Participación y acceso

Es evidente que un primer paso para participar es «estar ahí» donde la mayoría está. Si hablamos de la escuela, la primera tarea a promover – o la primera sobre la que debemos preguntarnos por nuestras concepciones y prácticas – es: ¿Quiénes tienen posibilidades de entrar y escolarizarse en nuestra escuela? ¿Los estudiantes de cualquier clase social o condición personal pueden llegar y matricularse en ella? ¿Hay limitaciones vinculadas a un ideario religioso o social que pueden impedir a algunos alumnos matricularse en el centro? ¿Los costes económicos asociados a la escolarización – uniformes, libros, cuotas «voluntarias» u otros-, pueden ser un obstáculo para algunos? Nuestra intención a este respecto no es dar respuestas universales e inequívocas a todas estas preguntas, que en todo caso están condicionadas por el contexto social y las políticas de cada localidad o nación, sino hacer ver que, en ocasiones, podemos estar hablando de inclusión educativa al mismo tiempo que, de entrada, pueden existir en nuestras escuelas  o institutos, prácticas que impiden a determinados alumnos  estar allí donde a sus familias les gustaría que estuvieran si no se diesen algunas condiciones por las que, sin embargo, son excluidos. Pensar y reflexionar sobre las razones que nos mueven a actuar de una u otra manera (y a esto responde las preguntas que se incluyen en cada apartado del cuadro anterior es, como venimos insistiendo en este curso, el primer paso para ir resolviendo el dilema de las diferencias en la educación escolar, a través de sus implicaciones en las distintas facetas que conlleva el hecho de participar.

En otras ocasiones, se puede estar en la misma escuela que el resto de compañeros pero tener restringido el acceso a determinados espacios, recursos o posibilidades por diferentes razones. También hace referencia al hecho de estar, en mayor o menor grado, «confinado» a determinadas aulas, espacios o servicios «especiales». ¿Qué concepciones o valores compartidos nos mueven a tener estos planteamientos? ¿Hemos tenido la oportunidad de contrastar nuestras razones al respecto con las consecuencias objetivas y las vivencias que estos planteamientos tienen y generan en  aquellos a los que supuestamente sirven? Hay un viejo refrán que dice así: «el camino del infierno está empedrado de buenas intenciones». No pocas veces, con la buena intención o la creencia ingenua de que determinadas prácticas escolares son buenas para los alumnos a los que se dirigen – por ejemplo, clases por grupos de rendimiento escolar en determinadas áreas o materias del plan de estudios -éstas contribuyen, sin embargo, a resultados personales, sociales o académicos contrarios a los que esperábamos y deseamos, a la desvalorización de los alumnos implicados y, con ello, a su marginación en mayor o menor grado. Para paliar esta situación el único  «antídoto» disponible es contrastar lo que hacemos con sus consecuencias pero, dando voz y oportunidad de ser escuchados a aquellos a los que decimos servir.

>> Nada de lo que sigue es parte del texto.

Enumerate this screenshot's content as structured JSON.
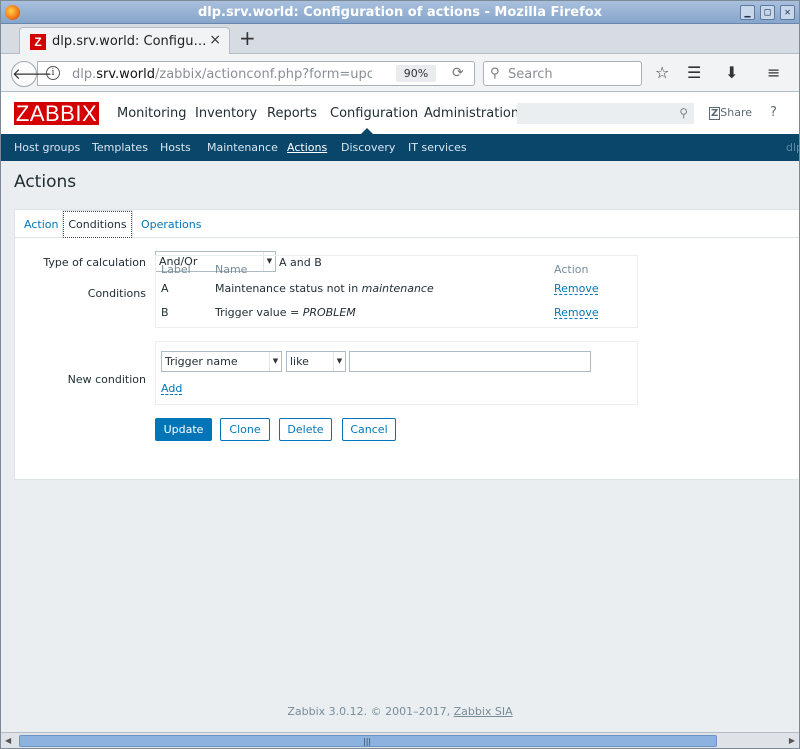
{
  "window": {
    "title": "dlp.srv.world: Configuration of actions - Mozilla Firefox",
    "btn_min": "▁",
    "btn_max": "□",
    "btn_close": "✕"
  },
  "browser": {
    "tab_title": "dlp.srv.world: Configu…",
    "tab_close": "×",
    "new_tab": "+",
    "url_host": "dlp.srv.world",
    "url_prefix": "dlp.",
    "url_domain": "srv.world",
    "url_path": "/zabbix/actionconf.php?form=upc",
    "zoom": "90%",
    "search_placeholder": "Search"
  },
  "zabbix": {
    "logo": "ZABBIX",
    "main_menu": [
      "Monitoring",
      "Inventory",
      "Reports",
      "Configuration",
      "Administration"
    ],
    "share": "Share",
    "help": "?",
    "sub_menu": [
      "Host groups",
      "Templates",
      "Hosts",
      "Maintenance",
      "Actions",
      "Discovery",
      "IT services"
    ],
    "sub_menu_right": "dlp",
    "page_title": "Actions",
    "tabs": [
      "Action",
      "Conditions",
      "Operations"
    ],
    "type_of_calc_label": "Type of calculation",
    "type_of_calc_value": "And/Or",
    "type_of_calc_expr": "A and B",
    "conditions_label": "Conditions",
    "cond_headers": {
      "label": "Label",
      "name": "Name",
      "action": "Action"
    },
    "conditions": [
      {
        "label": "A",
        "name": "Maintenance status not in ",
        "name_em": "maintenance",
        "action": "Remove"
      },
      {
        "label": "B",
        "name": "Trigger value = ",
        "name_em": "PROBLEM",
        "action": "Remove"
      }
    ],
    "new_condition_label": "New condition",
    "new_cond_type": "Trigger name",
    "new_cond_operator": "like",
    "new_cond_value": "",
    "add_link": "Add",
    "buttons": {
      "update": "Update",
      "clone": "Clone",
      "delete": "Delete",
      "cancel": "Cancel"
    },
    "footer_text": "Zabbix 3.0.12. © 2001–2017, ",
    "footer_link": "Zabbix SIA"
  },
  "colors": {
    "brand": "#d40000",
    "nav": "#0a466a",
    "link": "#0275b8"
  }
}
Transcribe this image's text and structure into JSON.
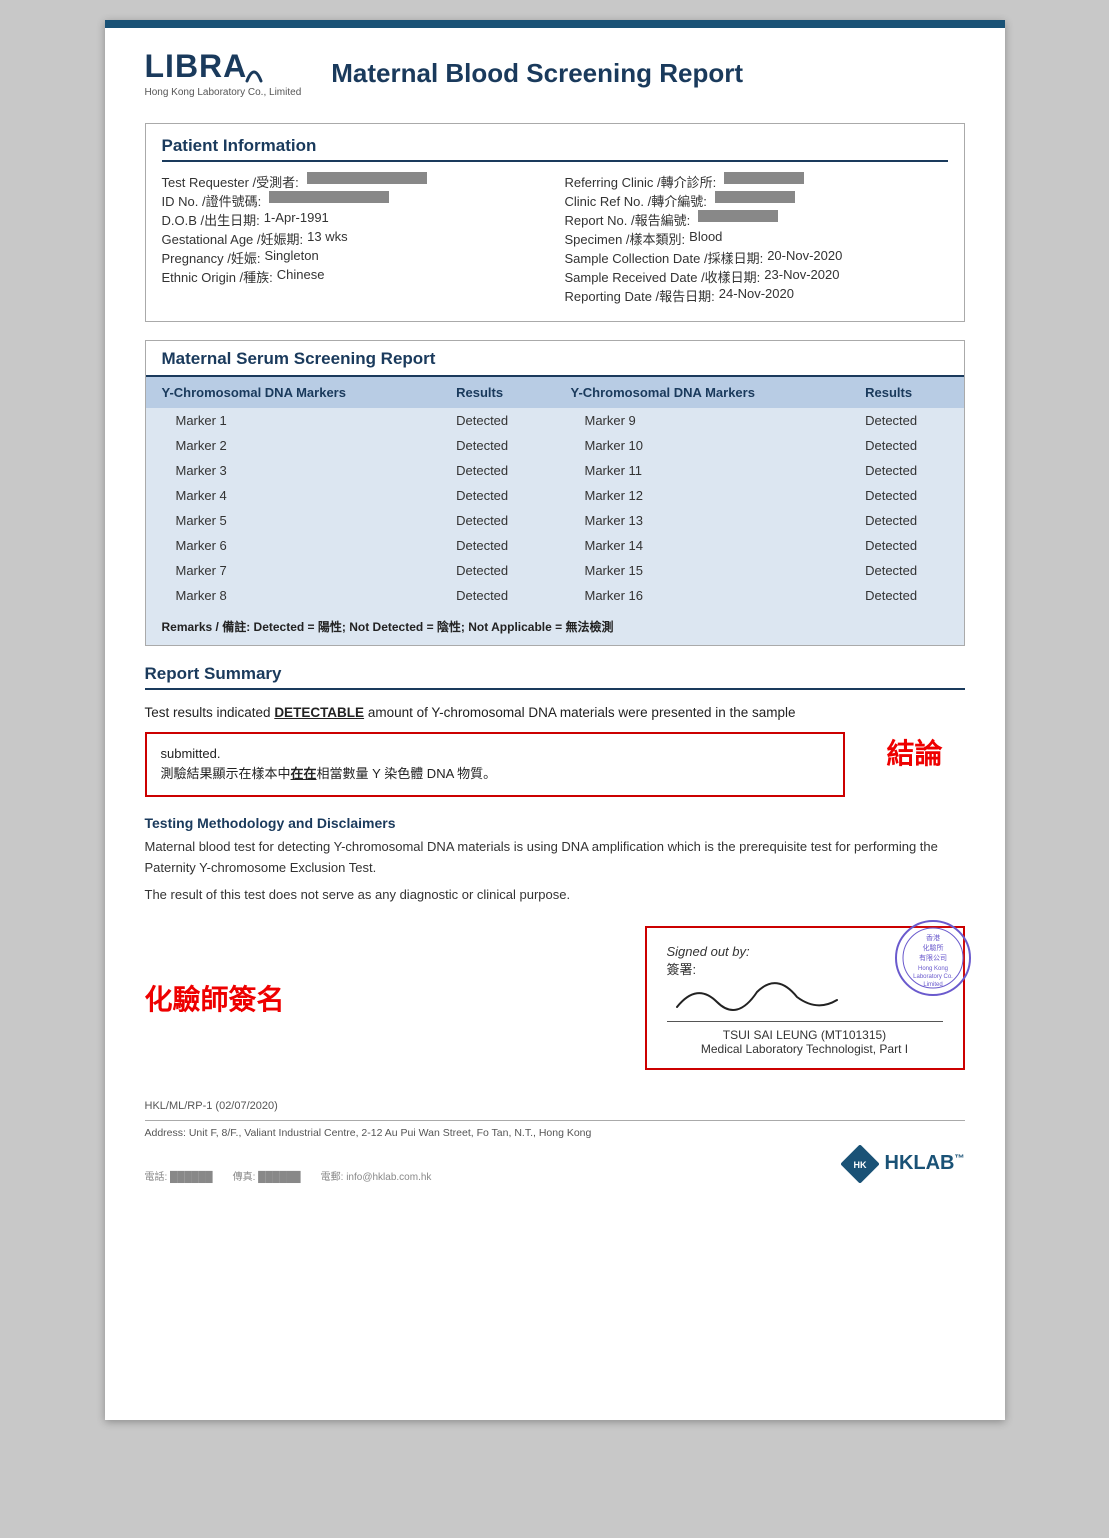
{
  "header": {
    "logo_name": "LIBRA",
    "logo_subtitle": "Hong Kong Laboratory Co., Limited",
    "report_title": "Maternal Blood Screening Report"
  },
  "patient_info": {
    "section_title": "Patient Information",
    "left_fields": [
      {
        "label": "Test Requester /受測者:",
        "value": "REDACTED"
      },
      {
        "label": "ID No. /證件號碼:",
        "value": "REDACTED"
      },
      {
        "label": "D.O.B /出生日期:",
        "value": "1-Apr-1991"
      },
      {
        "label": "Gestational Age /妊娠期:",
        "value": "13 wks"
      },
      {
        "label": "Pregnancy /妊娠:",
        "value": "Singleton"
      },
      {
        "label": "Ethnic Origin /種族:",
        "value": "Chinese"
      }
    ],
    "right_fields": [
      {
        "label": "Referring Clinic /轉介診所:",
        "value": "REDACTED"
      },
      {
        "label": "Clinic Ref No. /轉介編號:",
        "value": "REDACTED"
      },
      {
        "label": "Report No. /報告編號:",
        "value": "REDACTED"
      },
      {
        "label": "Specimen /樣本類別:",
        "value": "Blood"
      },
      {
        "label": "Sample Collection Date /採樣日期:",
        "value": "20-Nov-2020"
      },
      {
        "label": "Sample Received Date /收樣日期:",
        "value": "23-Nov-2020"
      },
      {
        "label": "Reporting Date /報告日期:",
        "value": "24-Nov-2020"
      }
    ]
  },
  "serum_section": {
    "section_title": "Maternal Serum Screening Report",
    "col1_header": "Y-Chromosomal DNA Markers",
    "col2_header": "Results",
    "col3_header": "Y-Chromosomal DNA Markers",
    "col4_header": "Results",
    "left_markers": [
      {
        "marker": "Marker 1",
        "result": "Detected"
      },
      {
        "marker": "Marker 2",
        "result": "Detected"
      },
      {
        "marker": "Marker 3",
        "result": "Detected"
      },
      {
        "marker": "Marker 4",
        "result": "Detected"
      },
      {
        "marker": "Marker 5",
        "result": "Detected"
      },
      {
        "marker": "Marker 6",
        "result": "Detected"
      },
      {
        "marker": "Marker 7",
        "result": "Detected"
      },
      {
        "marker": "Marker 8",
        "result": "Detected"
      }
    ],
    "right_markers": [
      {
        "marker": "Marker 9",
        "result": "Detected"
      },
      {
        "marker": "Marker 10",
        "result": "Detected"
      },
      {
        "marker": "Marker 11",
        "result": "Detected"
      },
      {
        "marker": "Marker 12",
        "result": "Detected"
      },
      {
        "marker": "Marker 13",
        "result": "Detected"
      },
      {
        "marker": "Marker 14",
        "result": "Detected"
      },
      {
        "marker": "Marker 15",
        "result": "Detected"
      },
      {
        "marker": "Marker 16",
        "result": "Detected"
      }
    ],
    "remarks": "Remarks / 備註: Detected = 陽性; Not Detected = 陰性; Not Applicable = 無法檢測"
  },
  "report_summary": {
    "section_title": "Report Summary",
    "summary_line1": "Test results indicated ",
    "summary_highlight": "DETECTABLE",
    "summary_line2": " amount of Y-chromosomal DNA materials were presented in the sample",
    "summary_line3": "submitted.",
    "chinese_text_prefix": "測驗結果顯示在樣本中",
    "chinese_underline": "在在",
    "chinese_text_suffix": "相當數量 Y 染色體 DNA 物質。",
    "conclusion_label": "結論"
  },
  "methodology": {
    "title": "Testing Methodology and Disclaimers",
    "text1": "Maternal blood test for detecting Y-chromosomal DNA materials is using DNA amplification which is the prerequisite test for performing the Paternity Y-chromosome Exclusion Test.",
    "text2": "The result of this test does not serve as any diagnostic or clinical purpose."
  },
  "signature": {
    "chemist_label": "化驗師簽名",
    "signed_by_en": "Signed out by:",
    "signed_by_cn": "簽署:",
    "signee_name": "TSUI SAI LEUNG (MT101315)",
    "signee_title": "Medical Laboratory Technologist, Part I",
    "stamp_text": "香港\n化驗所\n有限公司\nHong Kong\nLaboratory Co.\nLimited"
  },
  "footer": {
    "ref": "HKL/ML/RP-1 (02/07/2020)",
    "address": "Address: Unit F, 8/F., Valiant Industrial Centre, 2-12 Au Pui Wan Street, Fo Tan, N.T., Hong Kong",
    "contacts": [
      "電話:",
      "傳真:",
      "電郵: info@hklab.com.hk"
    ],
    "hklab_label": "HKLAB™"
  }
}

Evidentemente los pasos anteriores en el ámbito de la participación son, en buena medida, previos para llegar a poder participar plenamente en el currículum escolar. Lejos de los tecnicismos de las definiciones académicas de curriculum, alguien lo ha definido como todo lo que ocurre en la vida de un centro desde que empieza la jornada hasta que termina, hecho con la finalidad explícita (u oculta) de contribuir a la formación integral de los estudiantes. La plena participación en el currículum escolar se puede conseguir cuando esté se plantea de forma que las distintas experiencias, actividades y momentos escolares tienen sentido y son accesibles para todo el alumnado, lo que no significa que todas ellas sean idénticas para todos ellos. Ya hemos tratado en otro momento el tema de cómo intentar hacer que estas experiencias de aprendizaje sean universalmente accesibles y, en este sentido, debemos retomar los trabajos como los que el grupo CAST realiza o los que impulsa, con idéntica finalidad el profesor Ruiz.